Der Heimlichtuerei hinsichtlich der Kaufsumme, mit demokratischer Offenheit kaum vereinbar, entspricht die wohl vom Fürstenhaus lancierte Falschinformation: "Die aus dem 13. Jahrhundert stammende Sage um den Drachentöter Siegfried, Kriemhild, Hagen und Gunther ist bereits seit 1815 im Besitz der Fürstenbergs. Bei einer Auktion in Wien gelangte das mit Gallapfeltinte auf Pergament geschriebene Werk in den Besitz der Vorfahren von Fürst Joachim." [2] Richtig ist, daß Joseph von Laßberg 1815 die Handschrift während des Wiener Kongresses für seine Sammlung dank der finanziellen Unterstützung seiner Geliebten, der Fürstin Elisabeth von Fürstenberg (mit der er einen unehelichen Sohn zeugte), erwerben konnte. Er betrachtete den Codex als das herausragende Schmuckstück seiner Sammlung und ließ sein Wappen hineinmalen [3]. Erst nach dem Tode des Gelehrten 1855 kam der Band nach Donaueschingen als Bestandteil der 1853 an das Haus Fürstenberg verkauften Bibliothek Laßbergs (Handschriften und Druckschriften). Bei den Verkaufsverhandlungen verzichtete Karl Egon von Fürstenberg darauf, die Tatsache, daß die Handschrift mit fürstenbergischem Geld erworben worden sei, ins Feld zu führen [4]. Von einem Eigentumsvorbehalt des Fürstenhauses liest man auch in der wissenschaftlichen Literatur nichts [5]. Ebensowenig kann von einer Auktion die Rede sein. Einen heute nicht mehr vorhandenen Brief Laßbergs von 1819, die zentrale Quelle für den Erwerb, gibt Volker Schupp in dem Band "Unberechenbare Zinsen" 1993 wieder (S. 19f.). Verschiedene Käufer, unter anderem der Kaiser, bemühten sich 1814/15 um die ehemals Hohenemser Handschrift.

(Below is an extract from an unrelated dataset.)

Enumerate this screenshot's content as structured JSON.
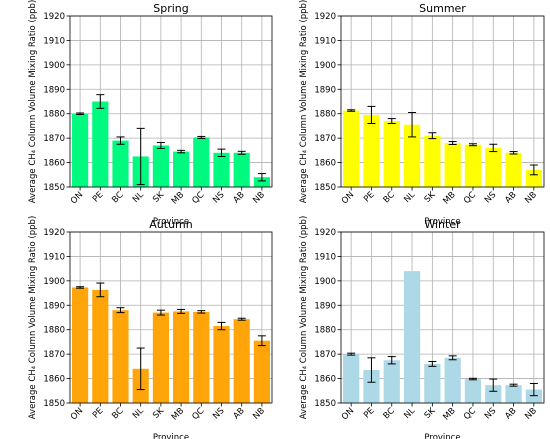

"Ich vernahm", schrieb Laßberg, "daß Friedrich Schlegel für seinen Bruder darum unterhandle (auch von der Hagen wollte sie durch Kopitar kaufen) und endlich durch einen Herrn Eggstein, ersten Commis in der Schaumburg'schen Buchhandlung, daß er durch den englischen Lord Spencer Marlborough, bekannten Bibliomanen, beauftragt sei, die Handschrift für denselben zu erwerben. Dies war ein Donnerschlag für mich! In einen englischen Büchersaal, über dessen Thüre geschrieben steht, was Dante von der Thüre der Hölle berichtet [6], sollte der Codex kommen! einem britischen Knochenvergraber sollte er zu Theil werden, und für Deutschland, für unser Schwabenland auf ewig verloren sein! Nein, dachte ich, ehe ich dies zugebe, verkaufe ich mein letztes Hemd. Ich stellte Herrn Eggstein Himmel und Hölle vor, und war so glücklich, sein Herz weich zu machen. Er versprach mir bei meiner Abreise (20. Juni 1815), wenn der Handel zu Stande komme, mir den Vorzug zu geben, und wenn ich ihm binnen drei Wochen den ausgehandelten Preis sende, mir die Handschrift zu übermachen. Es war Ende der Fastenzeit, als Eggstein mir schrieb: Der Handel ist richtig, und wenn Sie mir binnen drei Wochen 250 Speciesducaten übermachen, so ist die Handschrift Ihr Eigenthum. Das war nun gut! Aber die 250 Ducaten hatte ich nicht, und das war nicht gut; denn die Zeit war kurz und der Weg nach Wien ziemlich weit. Indessen steckte ich meinen Brief ein, und gieng hinab zur trefflichsten der Fürstinnen (Elise zu Fürstenberg), denn es war Frühstückens Zeit. Nach einer Weile hub die beste aller Frauen an und sagte: Sie haben etwas, das Sie bekümmert, was mag das sein?" Durch die Munifizenz der Fürstin sei der Erwerb ermöglicht worden, fügt Karl August Barack an, der Laßbergs Brief zitiert.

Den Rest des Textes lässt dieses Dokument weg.